La Chanteuse (Tora-san 31)

Tora san 31
C’est dur d’être un homme : La Chanteuse (男はつらいよ 旅と女と寅次郎)
Yoji Yamada – 1983

Une fois n’est pas coutume, la saga fait appel aux services d’une artiste musicale, ici la chanteuse d’Harumi Miyako dont Kiyoshi Atsumi était un inconditionnel et aurait soufflé à Yamada l’idée de lui proposer un rôle de madone.

Cela peut sembler redondant, mais d’un autre côté, que son personnage soit une célèbre chanteuse d’enka constitue une petite nouveauté parfaitement raccord à l’univers de Tora-san. Après trente critiques sur la saga, je ne me souviens plus trop si je l’ai déjà dit, mais la musique choisie par Yamada n’est pas la moindre des qualités. Outre le thème iconique du générique d’ouverture ou celui de la dernière scène qui laisse à chaque fois le spectateur dans un état de béatitude totale, il y a les différents morceaux de Naozumi Yamamoto (quelle bonne idée j’ai eu de me procurer le double cd de l’OST), mais aussi toute cette playlist de morceaux appartenant au répertoire de la musique classique occidentale. Morceaux toujours judicieusement utilisés et avec parfois un petit effet de surprise, comme c’est le cas dans cet opus avec un passage de la Symphonie Fantastique dégainé dès la séquence onirique d’ouverture. Mais il n’y a pas que cela, impossible ici de ne pas évoquer Tora qui, dans ses moments de bonne humeur, pousse la chansonnette, le plus souvent des airs populaires. Pour le spectateur occidental, on se dit que cet homme du peuple a probablement emmagasiné un nombre prodigieux de ces airs, avec aussi une aptitude — en tout cas j’ai parfois cette impression, là, il faudrait demander à un connaisseur japonais de la saga — à improviser ses propres chansons.

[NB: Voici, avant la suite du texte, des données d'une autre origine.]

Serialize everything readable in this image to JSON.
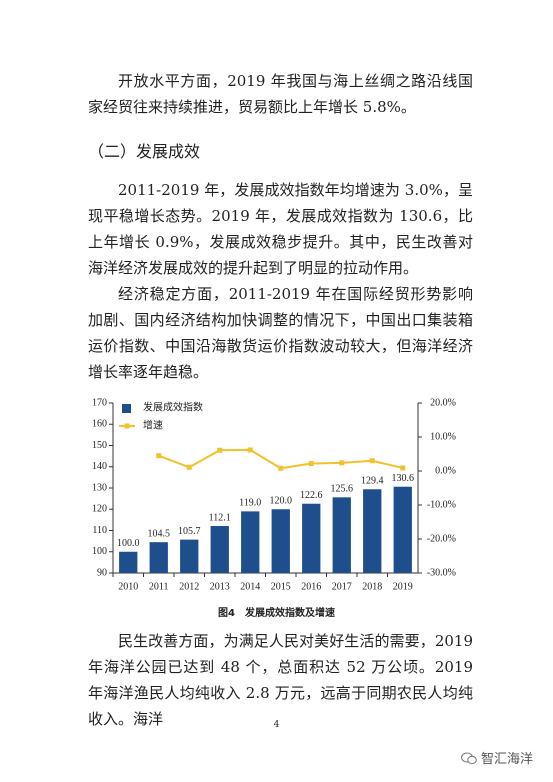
{
  "paragraphs_before": [
    "开放水平方面，2019 年我国与海上丝绸之路沿线国家经贸往来持续推进，贸易额比上年增长 5.8%。"
  ],
  "heading": "（二）发展成效",
  "paragraphs_mid": [
    "2011-2019 年，发展成效指数年均增速为 3.0%，呈现平稳增长态势。2019 年，发展成效指数为 130.6，比上年增长 0.9%，发展成效稳步提升。其中，民生改善对海洋经济发展成效的提升起到了明显的拉动作用。",
    "经济稳定方面，2011-2019 年在国际经贸形势影响加剧、国内经济结构加快调整的情况下，中国出口集装箱运价指数、中国沿海散货运价指数波动较大，但海洋经济增长率逐年趋稳。"
  ],
  "chart_data": {
    "type": "bar",
    "title": "图4　发展成效指数及增速",
    "categories": [
      "2010",
      "2011",
      "2012",
      "2013",
      "2014",
      "2015",
      "2016",
      "2017",
      "2018",
      "2019"
    ],
    "series": [
      {
        "name": "发展成效指数",
        "color": "#1f4e8c",
        "values": [
          100.0,
          104.5,
          105.7,
          112.1,
          119.0,
          120.0,
          122.6,
          125.6,
          129.4,
          130.6
        ],
        "value_labels": [
          "100.0",
          "104.5",
          "105.7",
          "112.1",
          "119.0",
          "120.0",
          "122.6",
          "125.6",
          "129.4",
          "130.6"
        ]
      },
      {
        "name": "增速",
        "type": "line",
        "axis": "y2",
        "color": "#f2c12e",
        "values": [
          null,
          4.5,
          1.1,
          6.1,
          6.2,
          0.8,
          2.2,
          2.4,
          3.0,
          0.9
        ]
      }
    ],
    "ylim": [
      90,
      170
    ],
    "yticks": [
      90,
      100,
      110,
      120,
      130,
      140,
      150,
      160,
      170
    ],
    "y2lim": [
      -30,
      20
    ],
    "y2ticks": [
      {
        "value": -30,
        "label": "-30.0%"
      },
      {
        "value": -20,
        "label": "-20.0%"
      },
      {
        "value": -10,
        "label": "-10.0%"
      },
      {
        "value": 0,
        "label": "0.0%"
      },
      {
        "value": 10,
        "label": "10.0%"
      },
      {
        "value": 20,
        "label": "20.0%"
      }
    ],
    "legend": "top-left",
    "grid": false
  },
  "paragraphs_after": [
    "民生改善方面，为满足人民对美好生活的需要，2019 年海洋公园已达到 48 个，总面积达 52 万公顷。2019 年海洋渔民人均纯收入 2.8 万元，远高于同期农民人均纯收入。海洋"
  ],
  "page_number": "4",
  "watermark": "智汇海洋"
}
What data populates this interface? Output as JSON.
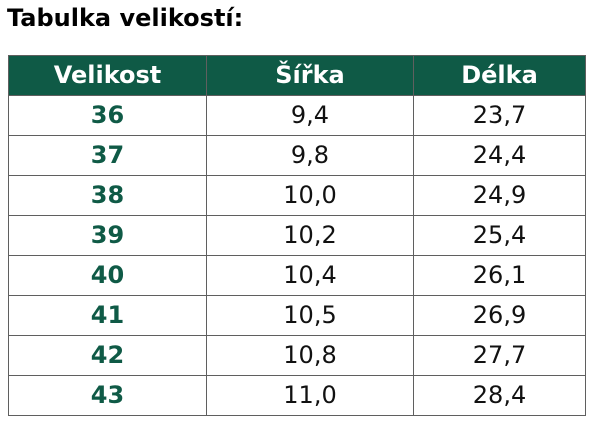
{
  "title": "Tabulka velikostí:",
  "colors": {
    "header_bg": "#0f5a46",
    "size_text": "#0f5a46",
    "border": "#5f5f5f"
  },
  "table": {
    "headers": [
      "Velikost",
      "Šířka",
      "Délka"
    ],
    "rows": [
      [
        "36",
        "9,4",
        "23,7"
      ],
      [
        "37",
        "9,8",
        "24,4"
      ],
      [
        "38",
        "10,0",
        "24,9"
      ],
      [
        "39",
        "10,2",
        "25,4"
      ],
      [
        "40",
        "10,4",
        "26,1"
      ],
      [
        "41",
        "10,5",
        "26,9"
      ],
      [
        "42",
        "10,8",
        "27,7"
      ],
      [
        "43",
        "11,0",
        "28,4"
      ]
    ]
  }
}
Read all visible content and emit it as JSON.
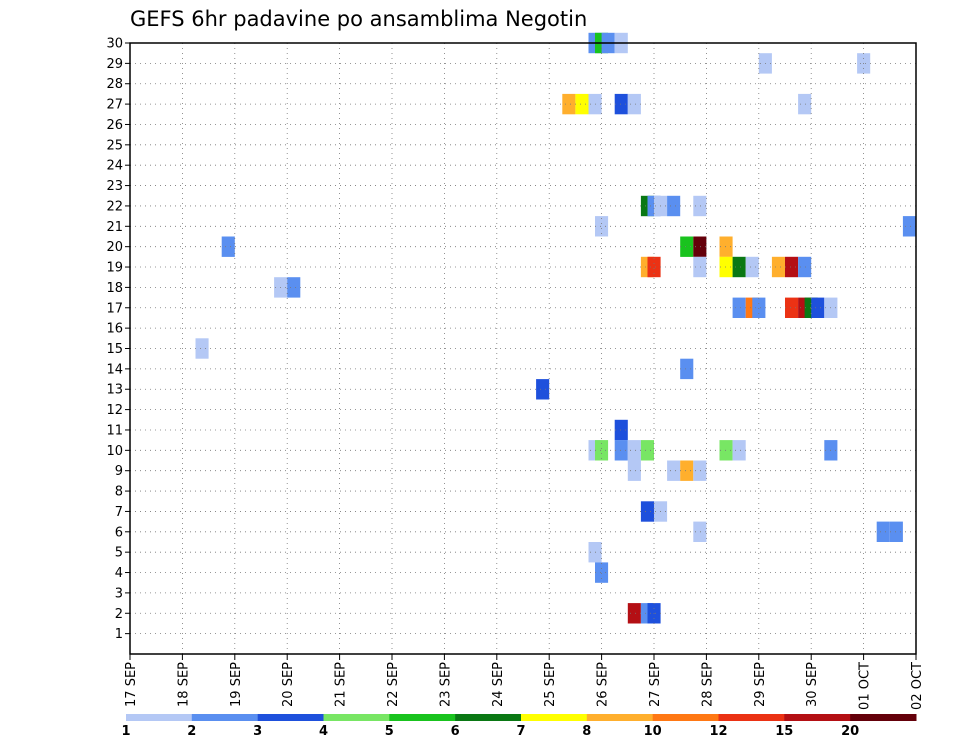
{
  "chart_data": {
    "type": "heatmap",
    "title": "GEFS 6hr padavine po ansamblima Negotin",
    "xlabel": "",
    "ylabel": "",
    "x_tick_labels": [
      "17 SEP",
      "18 SEP",
      "19 SEP",
      "20 SEP",
      "21 SEP",
      "22 SEP",
      "23 SEP",
      "24 SEP",
      "25 SEP",
      "26 SEP",
      "27 SEP",
      "28 SEP",
      "29 SEP",
      "30 SEP",
      "01 OCT",
      "02 OCT"
    ],
    "y_tick_labels": [
      "1",
      "2",
      "3",
      "4",
      "5",
      "6",
      "7",
      "8",
      "9",
      "10",
      "11",
      "12",
      "13",
      "14",
      "15",
      "16",
      "17",
      "18",
      "19",
      "20",
      "21",
      "22",
      "23",
      "24",
      "25",
      "26",
      "27",
      "28",
      "29",
      "30"
    ],
    "ylim": [
      0,
      30
    ],
    "grid": true,
    "time_step_hours": 6,
    "legend": {
      "position": "bottom",
      "labels": [
        "1",
        "2",
        "3",
        "4",
        "5",
        "6",
        "7",
        "8",
        "10",
        "12",
        "15",
        "20"
      ],
      "colors": [
        "#b4c8f5",
        "#5a8ff0",
        "#1e50dc",
        "#78e664",
        "#19c31e",
        "#0a7814",
        "#ffff00",
        "#ffaf2d",
        "#ff7814",
        "#eb3214",
        "#b40f14",
        "#64000a"
      ]
    },
    "cells": [
      {
        "member": 30,
        "date": "26 SEP",
        "hour": "-06",
        "class": 2
      },
      {
        "member": 30,
        "date": "26 SEP",
        "hour": "-00",
        "class": 5
      },
      {
        "member": 30,
        "date": "26 SEP",
        "hour": "+00",
        "class": 2
      },
      {
        "member": 30,
        "date": "26 SEP",
        "hour": "+06",
        "class": 1
      },
      {
        "member": 29,
        "date": "29 SEP",
        "hour": "+00",
        "class": 1
      },
      {
        "member": 29,
        "date": "01 OCT",
        "hour": "-00",
        "class": 1
      },
      {
        "member": 27,
        "date": "25 SEP",
        "hour": "+06",
        "class": 8
      },
      {
        "member": 27,
        "date": "25 SEP",
        "hour": "+12",
        "class": 7
      },
      {
        "member": 27,
        "date": "25 SEP",
        "hour": "+18",
        "class": 1
      },
      {
        "member": 27,
        "date": "26 SEP",
        "hour": "+06",
        "class": 3
      },
      {
        "member": 27,
        "date": "26 SEP",
        "hour": "+12",
        "class": 1
      },
      {
        "member": 27,
        "date": "29 SEP",
        "hour": "+18",
        "class": 1
      },
      {
        "member": 22,
        "date": "26 SEP",
        "hour": "+18",
        "class": 6
      },
      {
        "member": 22,
        "date": "27 SEP",
        "hour": "-00",
        "class": 2
      },
      {
        "member": 22,
        "date": "27 SEP",
        "hour": "+00",
        "class": 1
      },
      {
        "member": 22,
        "date": "27 SEP",
        "hour": "+06",
        "class": 2
      },
      {
        "member": 22,
        "date": "27 SEP",
        "hour": "+18",
        "class": 1
      },
      {
        "member": 21,
        "date": "26 SEP",
        "hour": "-00",
        "class": 1
      },
      {
        "member": 21,
        "date": "01 OCT",
        "hour": "+18",
        "class": 2
      },
      {
        "member": 20,
        "date": "18 SEP",
        "hour": "+18",
        "class": 2
      },
      {
        "member": 20,
        "date": "27 SEP",
        "hour": "+12",
        "class": 5
      },
      {
        "member": 20,
        "date": "27 SEP",
        "hour": "+18",
        "class": 12
      },
      {
        "member": 20,
        "date": "28 SEP",
        "hour": "+06",
        "class": 8
      },
      {
        "member": 19,
        "date": "26 SEP",
        "hour": "+18",
        "class": 8
      },
      {
        "member": 19,
        "date": "27 SEP",
        "hour": "-00",
        "class": 10
      },
      {
        "member": 19,
        "date": "27 SEP",
        "hour": "+18",
        "class": 1
      },
      {
        "member": 19,
        "date": "28 SEP",
        "hour": "+06",
        "class": 7
      },
      {
        "member": 19,
        "date": "28 SEP",
        "hour": "+12",
        "class": 6
      },
      {
        "member": 19,
        "date": "28 SEP",
        "hour": "+18",
        "class": 1
      },
      {
        "member": 19,
        "date": "29 SEP",
        "hour": "+06",
        "class": 8
      },
      {
        "member": 19,
        "date": "29 SEP",
        "hour": "+12",
        "class": 11
      },
      {
        "member": 19,
        "date": "29 SEP",
        "hour": "+18",
        "class": 2
      },
      {
        "member": 18,
        "date": "19 SEP",
        "hour": "+18",
        "class": 1
      },
      {
        "member": 18,
        "date": "20 SEP",
        "hour": "+00",
        "class": 2
      },
      {
        "member": 17,
        "date": "28 SEP",
        "hour": "+12",
        "class": 2
      },
      {
        "member": 17,
        "date": "28 SEP",
        "hour": "+18",
        "class": 9
      },
      {
        "member": 17,
        "date": "29 SEP",
        "hour": "-00",
        "class": 2
      },
      {
        "member": 17,
        "date": "29 SEP",
        "hour": "+12",
        "class": 10
      },
      {
        "member": 17,
        "date": "29 SEP",
        "hour": "+18",
        "class": 11
      },
      {
        "member": 17,
        "date": "30 SEP",
        "hour": "-00",
        "class": 6
      },
      {
        "member": 17,
        "date": "30 SEP",
        "hour": "+00",
        "class": 3
      },
      {
        "member": 17,
        "date": "30 SEP",
        "hour": "+06",
        "class": 1
      },
      {
        "member": 15,
        "date": "18 SEP",
        "hour": "+06",
        "class": 1
      },
      {
        "member": 14,
        "date": "27 SEP",
        "hour": "+12",
        "class": 2
      },
      {
        "member": 13,
        "date": "24 SEP",
        "hour": "+18",
        "class": 3
      },
      {
        "member": 11,
        "date": "26 SEP",
        "hour": "+06",
        "class": 3
      },
      {
        "member": 10,
        "date": "25 SEP",
        "hour": "+18",
        "class": 1
      },
      {
        "member": 10,
        "date": "26 SEP",
        "hour": "-00",
        "class": 4
      },
      {
        "member": 10,
        "date": "26 SEP",
        "hour": "+06",
        "class": 2
      },
      {
        "member": 10,
        "date": "26 SEP",
        "hour": "+12",
        "class": 1
      },
      {
        "member": 10,
        "date": "26 SEP",
        "hour": "+18",
        "class": 4
      },
      {
        "member": 10,
        "date": "28 SEP",
        "hour": "+06",
        "class": 4
      },
      {
        "member": 10,
        "date": "28 SEP",
        "hour": "+12",
        "class": 1
      },
      {
        "member": 10,
        "date": "30 SEP",
        "hour": "+06",
        "class": 2
      },
      {
        "member": 9,
        "date": "26 SEP",
        "hour": "+12",
        "class": 1
      },
      {
        "member": 9,
        "date": "27 SEP",
        "hour": "+06",
        "class": 1
      },
      {
        "member": 9,
        "date": "27 SEP",
        "hour": "+12",
        "class": 8
      },
      {
        "member": 9,
        "date": "27 SEP",
        "hour": "+18",
        "class": 1
      },
      {
        "member": 7,
        "date": "26 SEP",
        "hour": "+18",
        "class": 3
      },
      {
        "member": 7,
        "date": "27 SEP",
        "hour": "+00",
        "class": 1
      },
      {
        "member": 6,
        "date": "27 SEP",
        "hour": "+18",
        "class": 1
      },
      {
        "member": 6,
        "date": "01 OCT",
        "hour": "+06",
        "class": 2
      },
      {
        "member": 6,
        "date": "01 OCT",
        "hour": "+12",
        "class": 2
      },
      {
        "member": 5,
        "date": "25 SEP",
        "hour": "+18",
        "class": 1
      },
      {
        "member": 4,
        "date": "26 SEP",
        "hour": "-00",
        "class": 2
      },
      {
        "member": 2,
        "date": "26 SEP",
        "hour": "+12",
        "class": 11
      },
      {
        "member": 2,
        "date": "26 SEP",
        "hour": "+18",
        "class": 2
      },
      {
        "member": 2,
        "date": "27 SEP",
        "hour": "-00",
        "class": 3
      }
    ]
  }
}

Et que cet épisode mette l’accent sur l’enka, ce genre mélancolique chantant le plus souvent des chagrins d’amours, rien de plus cohérent… et agréable. L’enka n’est pas particulièrement ma tasse de thé, mais associé à la magie de Yamada, j’ai été comme le reste des personnages qui assistent, lors d’une scène, à un concert improvisé dans le jardinet de la famille Toraya : sous le charme (et amusé devant la gueule du poulpe en mode fan boy déconnecté de son environnement).

Tora-san 31 ne fait certainement pas partie des meilleurs opus de la saga. Il l’aurait peut-être été si Yamada avait permis à Tora de bien participer à l’undokai, cette fête du sport qui a lieu au mois d’octobre dans les écoles et qui permet à des participer de faire équipe avec leur progéniture. La scène familiale où l’on voit Sakura et les autres associer leurs efforts pour dissuader Tora d’y participer (pour éviter bien sûr que Mitsuo ne se tape la honte) est amusante, mais rien de comparable avec ce qu’aurait été la première partie si la compétition avait été montrée, avec des bouffonneries et un fighting spirit déviant d’oncle Tora. Cette déception mise à part, les cent minutes passent sans aucun problème, avec une Harumi Miyako qui joue très bien son personnage, probablement bien aidée par les qualités de directeur d’acteurs de Yamada (m’intéresserait d’ailleurs de trouver des témoignages sur sa manière de travailler avec ses acteurs).